Aboriginal Australia tours for mature-aged travellers
Discover the world’s oldest living culture with Odyssey Traveller, taking in art, archaeology, aquaculture in an important spiritual and cultural experience. Our small group tours are designed for curious mature-aged and senior travellers, whether travelling solo, in a couple, or with friends. Each Aboriginal cultural tour consists of a small group of between 6-12 travellers, joined by a knowledgeable tour director, and an Aboriginal guide for each day tour or cultural experience.
Discover the World Heritage Sites of the southern states of Australia travelling in a small group tour. A journey of learning around the southern edges of the Murray Darling basin and up to the upper southern part of this complex river basin north of Mildura. We start and end in Adelaide, stopping in Broken Hill, Mungo National Park and other significant locations.
Discover the ancient Aboriginal history of Australia
The Aboriginal people of Australia have a rich and ancient culture and history. Archaeologists now suggest that the first Indigenous people arrived in Australia between 120, 000 and 50, 000 years ago, justifying the long claim of Aboriginal people that they have always been here.
Our Aboriginal Australia tours bear witness to this ancient indigenous culture. In the UNESCO World Heritage Listed Willandra Lakes, we visit the spot where Mungo Lady and Mungo Man were found by geologist Jim Bowler, in a discovery that transformed Australia‘s understanding of its history. In Tasmania we explore the southern-most extent of human habitation during the last Ice Age, when the Tasmanian wilderness looked more like Patagonia; while in the Kakadu rock art of the Northern Territory we find vivid depictions of everything from ancient megafauna to European ships.
As we travel through the Australian landscape, we understand that we are moving through a place of great antiquity, where nature is given cultural meaning through the encompassing worldview of the Dreaming. Many of our tours follow paths used by Aboriginal travellers and traders for millennia, exchanging technologies, ideas, goods, and culture over vast territories.

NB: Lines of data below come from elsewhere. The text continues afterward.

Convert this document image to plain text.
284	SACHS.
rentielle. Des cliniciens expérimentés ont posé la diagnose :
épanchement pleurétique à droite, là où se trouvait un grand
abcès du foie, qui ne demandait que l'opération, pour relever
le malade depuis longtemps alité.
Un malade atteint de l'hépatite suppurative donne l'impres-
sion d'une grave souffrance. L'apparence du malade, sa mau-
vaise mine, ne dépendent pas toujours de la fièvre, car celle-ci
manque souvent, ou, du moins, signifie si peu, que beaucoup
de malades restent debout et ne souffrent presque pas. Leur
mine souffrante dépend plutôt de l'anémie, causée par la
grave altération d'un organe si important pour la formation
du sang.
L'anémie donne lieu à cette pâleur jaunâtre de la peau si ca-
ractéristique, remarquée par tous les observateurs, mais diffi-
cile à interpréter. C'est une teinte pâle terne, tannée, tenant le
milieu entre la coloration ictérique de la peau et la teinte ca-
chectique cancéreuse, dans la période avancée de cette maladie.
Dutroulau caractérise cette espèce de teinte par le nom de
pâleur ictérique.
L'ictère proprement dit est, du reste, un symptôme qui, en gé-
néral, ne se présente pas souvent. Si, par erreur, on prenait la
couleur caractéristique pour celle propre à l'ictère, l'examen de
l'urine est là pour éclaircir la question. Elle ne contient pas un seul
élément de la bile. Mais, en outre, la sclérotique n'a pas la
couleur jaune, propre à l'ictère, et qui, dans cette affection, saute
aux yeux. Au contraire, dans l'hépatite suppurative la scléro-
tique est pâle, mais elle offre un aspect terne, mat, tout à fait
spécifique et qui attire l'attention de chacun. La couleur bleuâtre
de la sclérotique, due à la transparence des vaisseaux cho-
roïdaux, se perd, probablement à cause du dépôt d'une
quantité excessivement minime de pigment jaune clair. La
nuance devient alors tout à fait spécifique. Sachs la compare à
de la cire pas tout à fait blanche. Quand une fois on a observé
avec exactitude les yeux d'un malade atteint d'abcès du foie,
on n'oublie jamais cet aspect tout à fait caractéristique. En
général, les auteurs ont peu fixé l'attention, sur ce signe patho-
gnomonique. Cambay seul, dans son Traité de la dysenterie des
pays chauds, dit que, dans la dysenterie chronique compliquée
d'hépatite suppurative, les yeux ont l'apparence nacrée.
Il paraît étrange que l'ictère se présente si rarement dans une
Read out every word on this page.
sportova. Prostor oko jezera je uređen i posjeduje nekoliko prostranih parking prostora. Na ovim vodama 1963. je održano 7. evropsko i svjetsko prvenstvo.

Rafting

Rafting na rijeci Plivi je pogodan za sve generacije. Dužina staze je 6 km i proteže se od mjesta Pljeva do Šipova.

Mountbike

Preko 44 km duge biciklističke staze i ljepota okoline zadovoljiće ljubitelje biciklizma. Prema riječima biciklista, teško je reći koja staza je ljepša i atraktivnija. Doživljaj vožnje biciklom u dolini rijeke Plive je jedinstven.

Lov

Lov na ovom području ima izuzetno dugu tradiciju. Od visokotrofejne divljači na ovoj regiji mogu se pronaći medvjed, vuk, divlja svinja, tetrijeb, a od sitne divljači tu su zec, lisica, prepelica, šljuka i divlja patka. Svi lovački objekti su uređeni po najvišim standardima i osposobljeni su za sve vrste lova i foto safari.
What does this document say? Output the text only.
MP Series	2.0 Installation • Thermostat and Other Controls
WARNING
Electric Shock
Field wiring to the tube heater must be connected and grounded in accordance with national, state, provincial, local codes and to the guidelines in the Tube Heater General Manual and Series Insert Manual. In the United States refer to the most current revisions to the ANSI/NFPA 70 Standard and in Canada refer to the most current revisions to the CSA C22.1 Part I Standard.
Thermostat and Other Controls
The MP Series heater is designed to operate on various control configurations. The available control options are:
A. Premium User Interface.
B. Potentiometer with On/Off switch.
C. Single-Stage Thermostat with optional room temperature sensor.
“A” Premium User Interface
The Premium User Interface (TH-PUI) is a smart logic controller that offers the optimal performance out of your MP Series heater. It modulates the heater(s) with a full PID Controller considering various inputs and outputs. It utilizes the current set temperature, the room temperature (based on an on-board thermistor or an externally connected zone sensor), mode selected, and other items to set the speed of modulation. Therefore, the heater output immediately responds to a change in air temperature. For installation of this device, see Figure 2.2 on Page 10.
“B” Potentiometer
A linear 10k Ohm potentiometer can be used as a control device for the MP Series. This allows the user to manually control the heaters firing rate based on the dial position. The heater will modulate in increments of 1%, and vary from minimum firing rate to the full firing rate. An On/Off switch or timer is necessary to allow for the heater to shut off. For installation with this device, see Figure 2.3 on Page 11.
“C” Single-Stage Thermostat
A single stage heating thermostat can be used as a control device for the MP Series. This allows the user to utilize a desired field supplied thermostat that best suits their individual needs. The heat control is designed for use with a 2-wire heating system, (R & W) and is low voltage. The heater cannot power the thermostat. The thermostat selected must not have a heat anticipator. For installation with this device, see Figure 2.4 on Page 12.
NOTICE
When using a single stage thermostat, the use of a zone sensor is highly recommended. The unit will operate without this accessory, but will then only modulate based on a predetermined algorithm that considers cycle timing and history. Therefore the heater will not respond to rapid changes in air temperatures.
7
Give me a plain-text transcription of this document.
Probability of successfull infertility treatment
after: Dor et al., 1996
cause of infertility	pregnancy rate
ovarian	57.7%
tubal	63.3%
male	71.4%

By understanding the long history of the places we visit, each guided tour conceives of the land in new ways. In tourist spots like Wilpena Pound and King’s Park, Perth, we look beyond natural beauty to think of each place as an important cultural centre and gathering place for Aboriginal tribes, inscribed with meaning in Dreamtime stories. Defying the contemporary boundaries of South Australia, Victoria, and Western Australia, we think in terms of a Mallee region stretching across the south of the continent, where Aboriginal people lived in abundance in a semi-arid landscape that would later challenge British explorers and settlers.
Our tours also explore the complexity and diversity of Australian Aboriginal culture and society. We visit two important UNESCO World Heritage Sites, the Budj Bim Cultural Landscape and the Brewarrina Fish Traps, where sophisticated aquaculture systems supported sedentary lifestyles and a culture of abundance. In Arnhem Land, we challenge the ‘tyranny of distance’, exploring the history of trade between Indonesian fishermen and Yolngu people. This exchange linked Australia to a world trade network that reached China, and maybe spanned as far as medieval Africa.
We also have the privilege to witness some of the most extraordinary Aboriginal art at a number of rock art sites, including the intricate X-Ray paintings of Arnhem Land and Kakadu National Park; the mysterious Gwion Gwion and evocative Wandjina of the Kimberley; ancient engravings in the Flinders Ranges; and the elegant stencils of Carnarvon Gorge, in the rainforest of tropical north Queensland.